Kölner Tradition
Am Dienstag brennt der Nubbel – das steckt dahinter
Aktualisiert am 17.02.2026 – 07:58 UhrLesedauer: 1 Min.
In Köln brennen am Veilchendienstag traditionsgemäß wieder Strohpuppen. Ein alter Brauch besagt, dass so die Sünden, die an Karneval begangen wurden, vergeben werden.
Riesige Puppen brennen auf der Straße, rundherum stehen Karnevalisten mit Narrenkappen. Die Bilder von der „Nubbelverbrennung“ sorgen am Aschermittwoch bei allen Nicht-Karnevalisten für Fragen. Was soll das? Und warum verhalten sich die Rheinländer so seltsam?
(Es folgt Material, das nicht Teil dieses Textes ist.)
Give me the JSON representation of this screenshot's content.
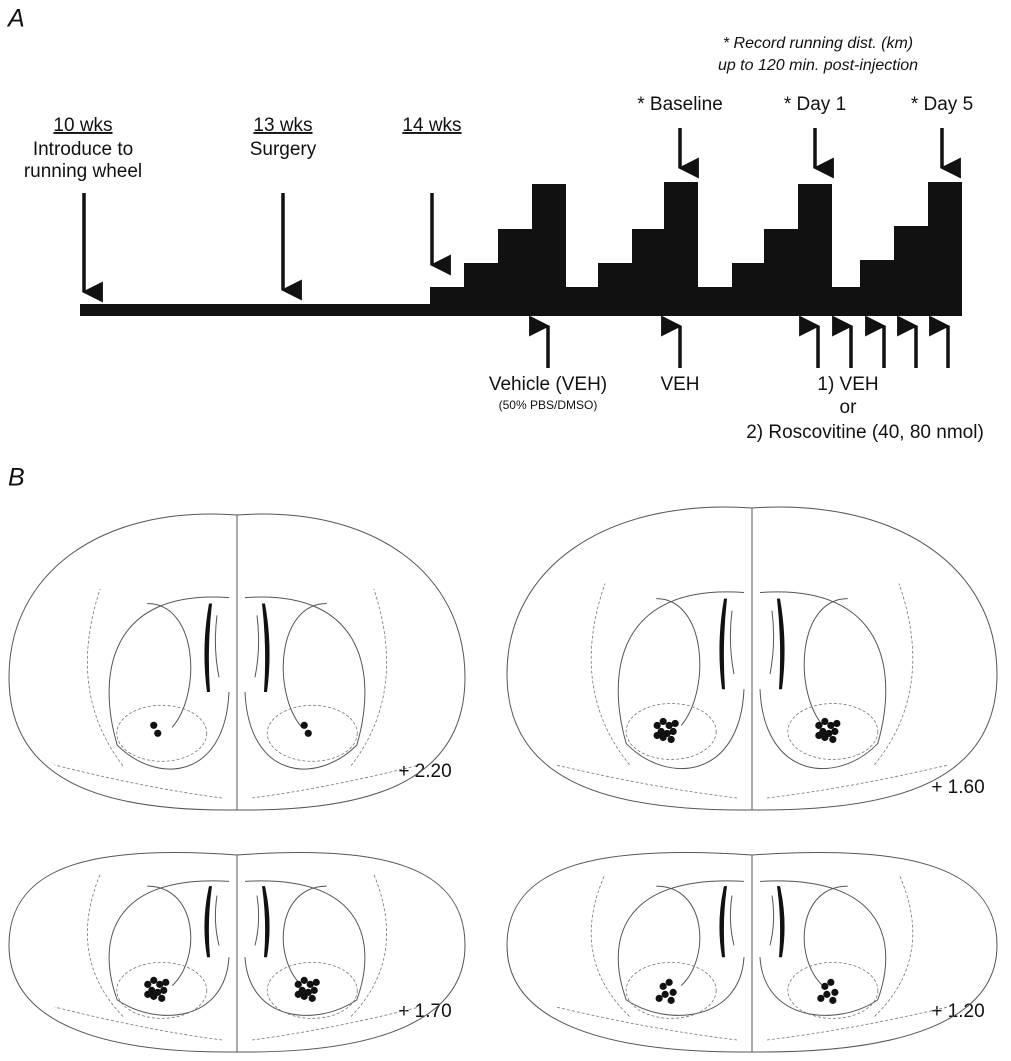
{
  "panel_a": {
    "label": "A",
    "note": [
      "* Record running dist. (km)",
      "up to 120 min. post-injection"
    ],
    "timepoints": [
      {
        "title": "10 wks",
        "text": [
          "Introduce to",
          "running wheel"
        ]
      },
      {
        "title": "13 wks",
        "text": [
          "Surgery"
        ]
      },
      {
        "title": "14 wks"
      }
    ],
    "records": [
      "* Baseline",
      "* Day 1",
      "* Day 5"
    ],
    "injections": [
      {
        "text": [
          "Vehicle (VEH)"
        ],
        "sub": "(50% PBS/DMSO)"
      },
      {
        "text": [
          "VEH"
        ]
      },
      {
        "text": [
          "1) VEH",
          "or",
          "2) Roscovitine (40, 80 nmol)"
        ]
      }
    ]
  },
  "panel_b": {
    "label": "B",
    "sections": [
      "+ 2.20",
      "+ 1.60",
      "+ 1.70",
      "+ 1.20"
    ]
  }
}
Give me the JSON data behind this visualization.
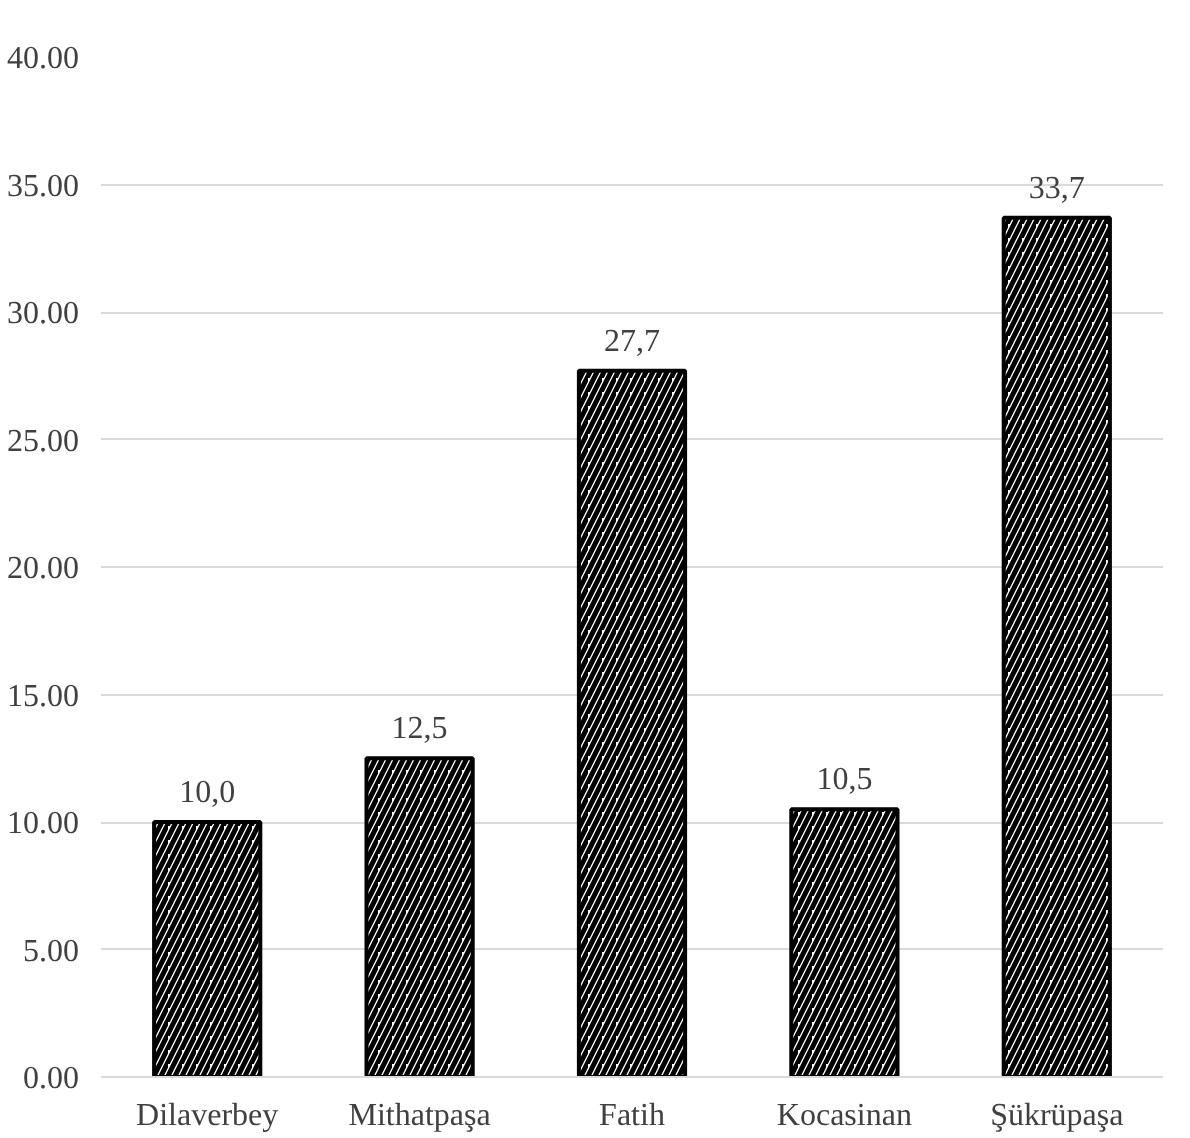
{
  "chart_data": {
    "type": "bar",
    "categories": [
      "Dilaverbey",
      "Mithatpaşa",
      "Fatih",
      "Kocasinan",
      "Şükrüpaşa"
    ],
    "values": [
      10.0,
      12.5,
      27.7,
      10.5,
      33.7
    ],
    "value_labels": [
      "10,0",
      "12,5",
      "27,7",
      "10,5",
      "33,7"
    ],
    "color": "#000000",
    "ylim": [
      0,
      40
    ],
    "yticks": [
      {
        "value": 0,
        "label": "0.00"
      },
      {
        "value": 5,
        "label": "5.00"
      },
      {
        "value": 10,
        "label": "10.00"
      },
      {
        "value": 15,
        "label": "15.00"
      },
      {
        "value": 20,
        "label": "20.00"
      },
      {
        "value": 25,
        "label": "25.00"
      },
      {
        "value": 30,
        "label": "30.00"
      },
      {
        "value": 35,
        "label": "35.00"
      },
      {
        "value": 40,
        "label": "40.00"
      }
    ],
    "grid": "y"
  }
}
Unterschieden werden muss zwischen der „Nubbelverbrennung“ in Köln und der Beerdigung des sogenannten Hoppeditz in Düsseldorf. In beiden Karnevalshochburgen handelt es sich um große Strohpuppen, die letztlich beide verbrannt werden. In Düsseldorf wird die Puppe allerdings anschließend noch zu Grabe getragen und ersteht am 11.11. wieder auf, beim sogenannten „Hoppeditzerwachen“.
Beide Puppen helfen den Karnevalisten, die großen und kleinen Sünden, die sie im Karneval begangen haben, zu vergessen. Der Nubbel wird für alle Sünden verantwortlich gemacht und nach der Verlesung einer Anklageschrift verbrannt.
Neben den beiden Karnevalshochburgen Düsseldorf und Köln wird die Tradition auch in anderen Städten in NRW gepflegt. In Jülich schmeißt man den „Lazarus Strohmanus“ in den Fluss, im Ruhrgebiet wird der „Bacchus“ beerdigt.